4. Mechanic - at least for a while there is going to be a need for someone to keep vehicles running, while fuel is available. Being able to work on both gas and diesel engines would be advantageous. If parts become scare it will be valuable to be able to fit various parts from different vehicles together to keep at least one running. Even before societal collapse, junk yards hold lots of valuable parts. After societal collapse a junk yard will be as good or better than having gold mine.
5. Construction - and all the associated skills that go with it like plumbing and electrical work. Again, at least initially, this is going to be doing a lot of repair work. Some city-slicker drives a tractor through the side of the barn and it needs repaired (both the barn and the tractor). Doing woodworking with primitive tools will enable you to meet many furniture and other needs.
6. Veterinarian - this could be classified as a medical skill, but someone that can help a sick cow may well garner the undying gratitude of a family, to say nothing of maybe some fresh milk. House pets probably wont be a priority but a livestock guardian dog can be very valuable in protecting your herd, flock, gaggle, whatever from predators, both four-legged and two. If the dog gets sick you're going to want to be able to help it.
7. Barter - being able to scrounge up necessary things may not seem like a valuable skill, but it is. Even today, before societal collapse, isn't there someone that always seems to know where or who to see to get something? Having stuff to barter will also be important, although knowing who has what and what they'll take for can be almost as valuable. Almost a necessary prerequisite of being good at barter will be to have good people skills. Any of the people with the skills on this list will more than likely need someone that can find something for them.
8. Handyman - this is really a skill that encompasses all the others on the list, at least the ones that are more physical in nature. Knowledge of how to build or rewind an electric motor, for example, cuold be very useful.
Credit: Allen Stoner9. Food processor - just because you can grow a beautiful field of wheat doesn't mean you can turn it into bread.
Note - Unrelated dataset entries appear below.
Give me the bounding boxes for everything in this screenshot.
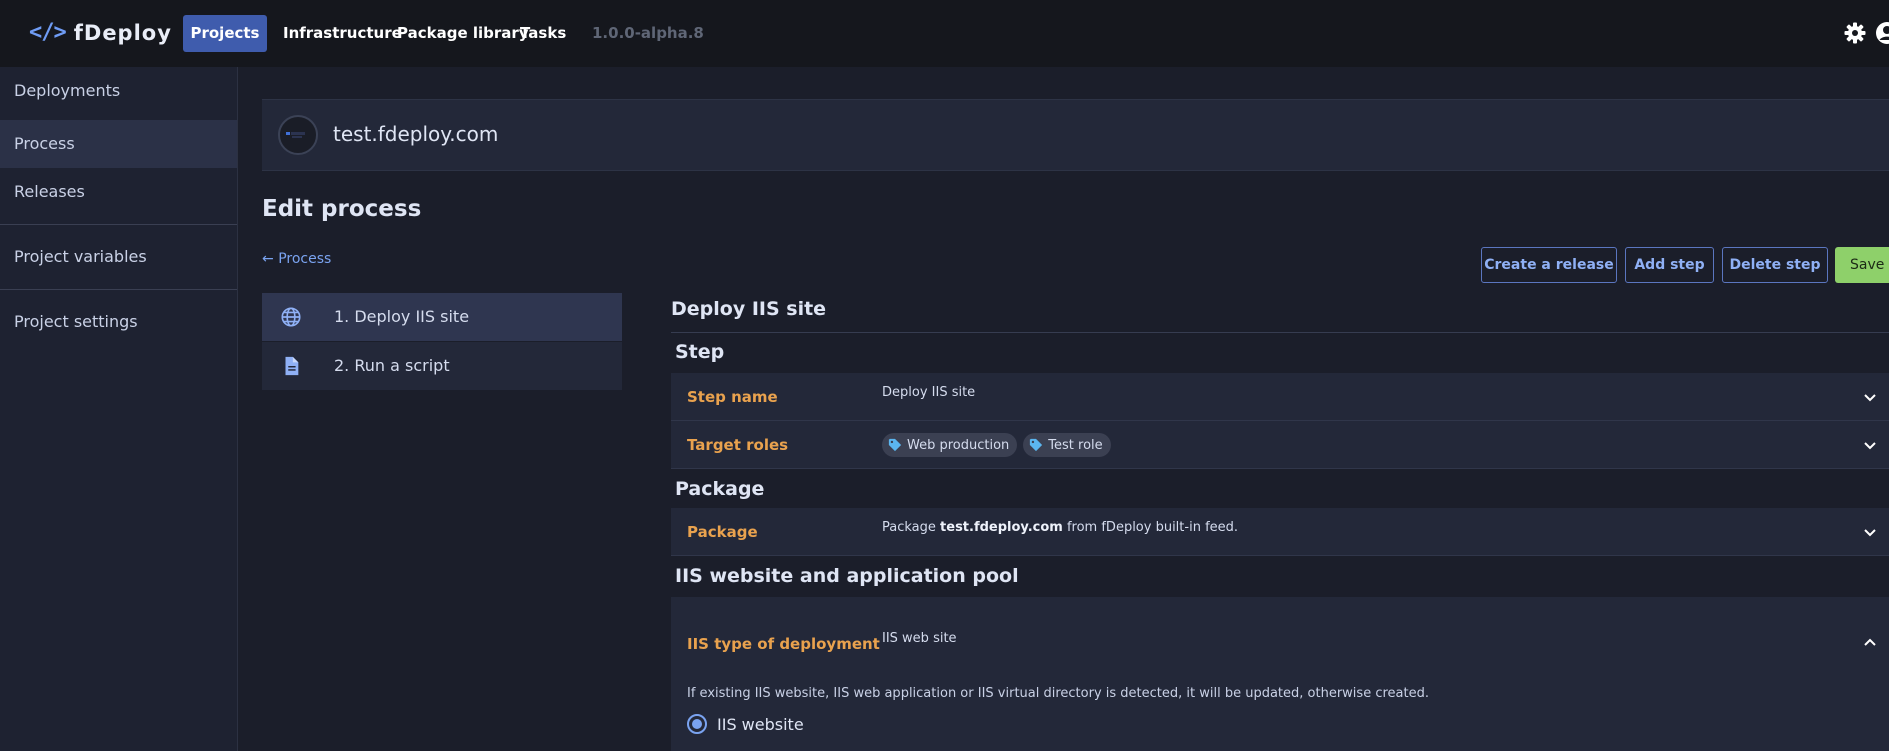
chevron-down-icon[interactable] — [1862, 437, 1878, 453]
project-logo-icon — [286, 132, 305, 138]
chevron-down-icon[interactable] — [1862, 524, 1878, 540]
app-name: fDeploy — [73, 20, 172, 45]
step-item-deploy-iis-site[interactable]: 1. Deploy IIS site — [262, 293, 622, 341]
top-bar: </> fDeploy Projects Infrastructure Pack… — [0, 0, 1889, 67]
arrow-left-icon: ← — [262, 251, 274, 267]
chevron-down-icon[interactable] — [1862, 389, 1878, 405]
document-icon — [285, 356, 299, 376]
page-title: Edit process — [262, 196, 422, 222]
sidebar-item-project-settings[interactable]: Project settings — [0, 298, 237, 346]
project-sidebar: Deployments Process Releases Project var… — [0, 67, 238, 751]
tag-icon — [888, 438, 902, 452]
step-label: 1. Deploy IIS site — [334, 307, 470, 326]
save-button[interactable]: Save — [1835, 247, 1889, 283]
section-title-step: Step — [675, 341, 725, 363]
role-tag: Web production — [882, 433, 1018, 457]
step-name-label: Step name — [687, 388, 778, 406]
role-tag-label: Web production — [907, 437, 1010, 453]
role-tag: Test role — [1023, 433, 1111, 457]
project-name: test.fdeploy.com — [333, 122, 499, 146]
iis-website-radio-option[interactable]: IIS website — [687, 714, 804, 734]
package-suffix: from fDeploy built-in feed. — [1066, 520, 1239, 535]
target-roles-tags: Web production Test role — [882, 433, 1117, 457]
nav-tasks[interactable]: Tasks — [520, 15, 566, 52]
sidebar-divider — [0, 289, 237, 290]
step-label: 2. Run a script — [334, 356, 450, 375]
sidebar-item-project-variables[interactable]: Project variables — [0, 233, 237, 281]
radio-label: IIS website — [717, 714, 804, 734]
package-name: test.fdeploy.com — [940, 520, 1063, 535]
divider — [671, 332, 1889, 333]
add-step-button[interactable]: Add step — [1625, 247, 1714, 283]
iis-type-row: IIS type of deployment IIS web site — [671, 597, 1889, 751]
section-title-package: Package — [675, 478, 765, 500]
nav-projects[interactable]: Projects — [183, 15, 267, 52]
package-value: Package test.fdeploy.com from fDeploy bu… — [882, 520, 1238, 535]
nav-package-library[interactable]: Package library — [397, 15, 529, 52]
section-title-iis: IIS website and application pool — [675, 565, 1019, 587]
project-logo — [278, 115, 318, 155]
step-item-run-a-script[interactable]: 2. Run a script — [262, 342, 622, 390]
sidebar-item-process[interactable]: Process — [0, 120, 237, 168]
back-link-label: Process — [278, 251, 332, 267]
package-row[interactable]: Package Package test.fdeploy.com from fD… — [671, 508, 1889, 556]
code-icon: </> — [29, 20, 67, 45]
user-icon[interactable] — [1875, 21, 1889, 45]
gear-icon[interactable] — [1843, 21, 1867, 45]
target-roles-row[interactable]: Target roles Web production Test role — [671, 421, 1889, 469]
package-label: Package — [687, 523, 758, 541]
target-roles-label: Target roles — [687, 436, 789, 454]
step-detail-title: Deploy IIS site — [671, 298, 827, 320]
tag-icon — [1030, 438, 1043, 452]
version-label: 1.0.0-alpha.8 — [592, 24, 704, 42]
iis-type-label: IIS type of deployment — [687, 635, 880, 653]
step-name-row[interactable]: Step name Deploy IIS site — [671, 373, 1889, 421]
nav-infrastructure[interactable]: Infrastructure — [283, 15, 402, 52]
iis-type-value: IIS web site — [882, 631, 957, 646]
delete-step-button[interactable]: Delete step — [1722, 247, 1828, 283]
radio-selected-dot — [692, 719, 702, 729]
sidebar-item-releases[interactable]: Releases — [0, 168, 237, 216]
radio-button[interactable] — [687, 714, 707, 734]
create-release-button[interactable]: Create a release — [1481, 247, 1617, 283]
sidebar-item-deployments[interactable]: Deployments — [0, 67, 237, 115]
app-logo[interactable]: </> fDeploy — [29, 20, 172, 45]
iis-type-help-text: If existing IIS website, IIS web applica… — [687, 686, 1429, 701]
back-link[interactable]: ← Process — [262, 251, 331, 267]
step-name-value: Deploy IIS site — [882, 385, 976, 400]
globe-icon — [281, 307, 301, 327]
role-tag-label: Test role — [1048, 437, 1103, 453]
chevron-up-icon[interactable] — [1862, 635, 1878, 651]
sidebar-divider — [0, 224, 237, 225]
project-header: test.fdeploy.com — [262, 99, 1889, 171]
package-prefix: Package — [882, 520, 936, 535]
Learn how to mill the wheat into flour and then turn it into bread, and do it without electricity. As stated before, start to butcher your own chickens so you know how to do it when you haev to to it.
10. Security/defenses - if you can't defend what you have you may not have it long. If you aren't comfortable with this but have some of the other skills you may well be able to barter those skills with someone that has this skill. This may be voluntary or involuntary. You will want to have some degree of this or you wont be able to even strike a good bargain for the service.
As mentioned at the beginning of this article, any skill that was needed 150 years ago will more than likely serve you well in the event of a societal collapse. And when you add knowledge of all we've learned in the past 150 years your existence may not need to be subsistance only.
One bonus skill for the list - know how to spin fiber into yarn then knit, crochet or weave it into clothe. People are still going to need clothes.